# Detailing help, Glasgow area.



## Iain R33 (Nov 10, 2006)

:newbie: 

Hi,

I was wondering if anybody could help me. Basically I want to get my Dad's Ford Explorer detailed as an early xmas present. Does anybody have any recomendations for companies around the Glasgow area? 

Cheers
Iain


----------



## donnyboy (Oct 27, 2005)

Maybe Grizzle might be interested. PM him if he doesn't see this thread.

What are you wanting done? Paint correction etc or just a tidy up?


----------



## alx_chung (Aug 13, 2006)

Give Grizzle a call or PM. I am sure that he would be able to help you out. 
Alex


----------



## JimTT (Feb 19, 2006)

Big Grizzley is yer man:thumb:


----------



## Iain R33 (Nov 10, 2006)

Thanks for the replies, I spoke to Grizzle last night about what I am looking for. Will post up some before and after shots when its done.

Cheers
Iain


----------



## Grizzle (Jul 12, 2006)

Cheers for the references guys :thumb:


----------



## miniandy (Apr 3, 2006)

Iain R33 said:


> Will post up some before and after shots when its done.


Do you have any shots of the detail?


----------



## stevenh78 (Feb 3, 2007)

Any idea how much it costs to get someone to do detail work on car?
I'm looking for the following:

Stone chip repair x 1
Light scratch removal
Swirl/Webbing removal
Wash and clay
possibly sealant?
and wax

Still thinking whether I want to do anything about the interior though 

Any ideas?


----------



## Clark @ PB (Mar 1, 2006)

It depends on how big the car is, how bad the defects are, how soft/hard the paint is. Typically you're looking at 8-10 hours for an average detail (sometimes more) and at a rate of say £25 or £30 per hour normally. Some people charge fixed rates though


----------



## blr123 (Oct 26, 2005)

Pics might help Steven :thumb: 

Where are you based?

Bryan


----------



## stevenh78 (Feb 3, 2007)

I'll try and get some pics next weekend as it's normally dark when i leave/return from work.
I'm in Glasgow.


----------



## Grizzle (Jul 12, 2006)

i'm based in glasgow an edinburgh if its any help


----------



## stevenh78 (Feb 3, 2007)

Thanks Grizzle, I'll probably try and wax it first and see what it's like afterwards, not sure if it will cover the swirl marks etc, also noticed a new scuff mark on my passenger side today >_<
Do you have a PC etc?

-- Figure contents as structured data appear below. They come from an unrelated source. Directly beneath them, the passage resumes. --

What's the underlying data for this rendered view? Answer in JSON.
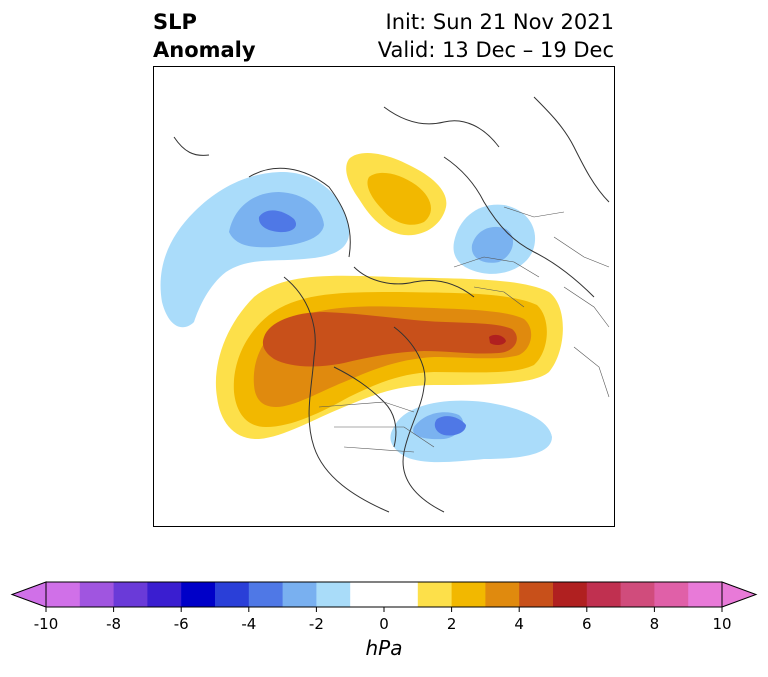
{
  "title": {
    "left_line1": "SLP",
    "left_line2": "Anomaly",
    "right_line1": "Init: Sun 21 Nov 2021",
    "right_line2": "Valid: 13 Dec – 19 Dec"
  },
  "colorbar": {
    "units": "hPa",
    "min": -10,
    "max": 10,
    "tick_labels": [
      "-10",
      "-8",
      "-6",
      "-4",
      "-2",
      "0",
      "2",
      "4",
      "6",
      "8",
      "10"
    ],
    "colors": [
      "#d070e8",
      "#a055e0",
      "#6a3ad8",
      "#3a1ed0",
      "#0000c8",
      "#2a3fd8",
      "#4f78e6",
      "#79b0f0",
      "#a9dcf9",
      "#ffffff",
      "#ffffff",
      "#fde04a",
      "#f2b800",
      "#e08a0e",
      "#c8501a",
      "#b02020",
      "#c03050",
      "#d04c7c",
      "#e060a8",
      "#e87ad8"
    ]
  },
  "anomaly_colors": {
    "neg_2": "#aadcfa",
    "neg_3": "#7ab2f0",
    "neg_4": "#4f78e6",
    "pos_1": "#fde04a",
    "pos_2": "#f2b800",
    "pos_3": "#e08a0e",
    "pos_4": "#c8501a",
    "pos_5": "#b02020"
  }
}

How much you reckon?
What would you use to seal it, is there a hard coat available like diamondbrite/lifeshine etc?


----------



## Grizzle (Jul 12, 2006)

stevenh78 said:


> Thanks Grizzle, I'll probably try and wax it first and see what it's like afterwards, not sure if it will cover the swirl marks etc, also noticed a new scuff mark on my passenger side today >_<
> Do you have a PC etc? How much you reckon?
> What would you use to seal it, is there a hard coat available like diamondbrite/lifeshine etc?

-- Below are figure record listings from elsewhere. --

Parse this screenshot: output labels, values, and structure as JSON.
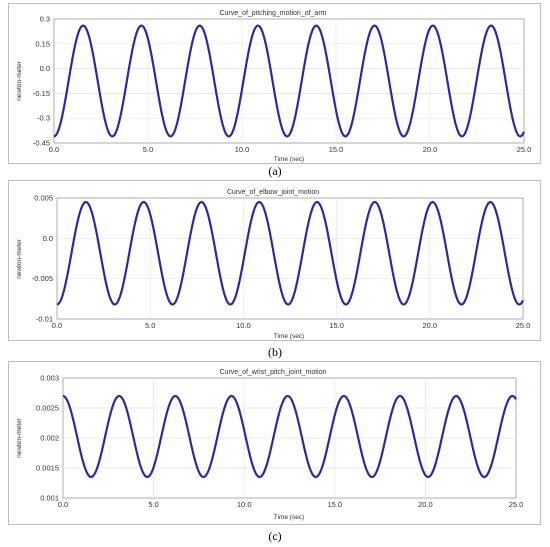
{
  "chart_data": [
    {
      "type": "line",
      "title": "Curve_of_pitching_motion_of_arm",
      "xlabel": "Time (sec)",
      "ylabel": "newton-meter",
      "xlim": [
        0,
        25
      ],
      "ylim": [
        -0.45,
        0.3
      ],
      "xticks": [
        "0.0",
        "5.0",
        "10.0",
        "15.0",
        "20.0",
        "25.0"
      ],
      "yticks": [
        "0.3",
        "0.15",
        "0.0",
        "-0.15",
        "-0.3",
        "-0.45"
      ],
      "grid": true,
      "series": [
        {
          "color": "#2b2ba0",
          "period": 3.1,
          "max": 0.26,
          "min": -0.41,
          "x": [
            0,
            25
          ],
          "x_at_min": [
            0.0,
            3.1,
            6.2,
            9.3,
            12.4,
            15.5,
            18.6,
            21.7,
            24.8
          ],
          "x_at_max": [
            1.55,
            4.65,
            7.75,
            10.85,
            13.95,
            17.05,
            20.15,
            23.25
          ]
        }
      ],
      "caption": "(a)"
    },
    {
      "type": "line",
      "title": "Curve_of_elbow_joint_motion",
      "xlabel": "Time (sec)",
      "ylabel": "newton-meter",
      "xlim": [
        0,
        25
      ],
      "ylim": [
        -0.01,
        0.005
      ],
      "xticks": [
        "0.0",
        "5.0",
        "10.0",
        "15.0",
        "20.0",
        "25.0"
      ],
      "yticks": [
        "0.005",
        "0.0",
        "-0.005",
        "-0.01"
      ],
      "grid": true,
      "series": [
        {
          "color": "#2b2ba0",
          "period": 3.1,
          "max": 0.0045,
          "min": -0.0082,
          "x": [
            0,
            25
          ],
          "x_at_min": [
            0.0,
            3.1,
            6.2,
            9.3,
            12.4,
            15.5,
            18.6,
            21.7,
            24.8
          ],
          "x_at_max": [
            1.55,
            4.65,
            7.75,
            10.85,
            13.95,
            17.05,
            20.15,
            23.25
          ]
        }
      ],
      "caption": "(b)"
    },
    {
      "type": "line",
      "title": "Curve_of_wrist_pitch_joint_motion",
      "xlabel": "Time (sec)",
      "ylabel": "newton-meter",
      "xlim": [
        0,
        25
      ],
      "ylim": [
        0.001,
        0.003
      ],
      "xticks": [
        "0.0",
        "5.0",
        "10.0",
        "15.0",
        "20.0",
        "25.0"
      ],
      "yticks": [
        "0.003",
        "0.0025",
        "0.002",
        "0.0015",
        "0.001"
      ],
      "grid": true,
      "series": [
        {
          "color": "#2b2ba0",
          "period": 3.1,
          "max": 0.0027,
          "min": 0.00135,
          "x": [
            0,
            25
          ],
          "x_at_max": [
            0.0,
            3.1,
            6.2,
            9.3,
            12.4,
            15.5,
            18.6,
            21.7,
            24.8
          ],
          "x_at_min": [
            1.55,
            4.65,
            7.75,
            10.85,
            13.95,
            17.05,
            20.15,
            23.25
          ]
        }
      ],
      "caption": "(c)"
    }
  ]
}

Yeh i have a pc, it would really depend on the condition of the car and typically ppl on ere go by 25-30 quid an hour its not un common for it to be over 9hrs to fully do a paint correction.

If its something like diamondbrite/lifeshine u want i can do it.

But there are far better products out there.

Durability u cant beat collonite 476's personally.


----------



## stevenh78 (Feb 3, 2007)

hm... just spent a lot on getting a pile of Meguiars stuff, got the Nxt wash and wax and also hyperwash and last touch. Can I still use these on top of diamondbrite/lifeshine/collonite etc?
How much is it to do diamondbrite/lifeshine/collonite or megs alternative? I have a BMW 1 series...
Has anyone tried these car protective films before e.g. Ventureshield?


----------



## Grizzle (Jul 12, 2006)

My neighbour has a 1 series in red(dont ask lol) used collonite on it way back in nov for her she gets it washed at a local poland wash house! still beading,

Collonite is 15 quid and i'm sure it will last you a lifetime, Dont see why u cant use it ontop of diamond brite and life shine although i really dont rate these products at all


----------



## stevenh78 (Feb 3, 2007)

think i'll wait till the weather is a little better before doing any more cleaning or work on the car all my garden hoses are frozen >_<
can't take any good pics of the car cause it's really dirty so the scratches etc are all covered...


----------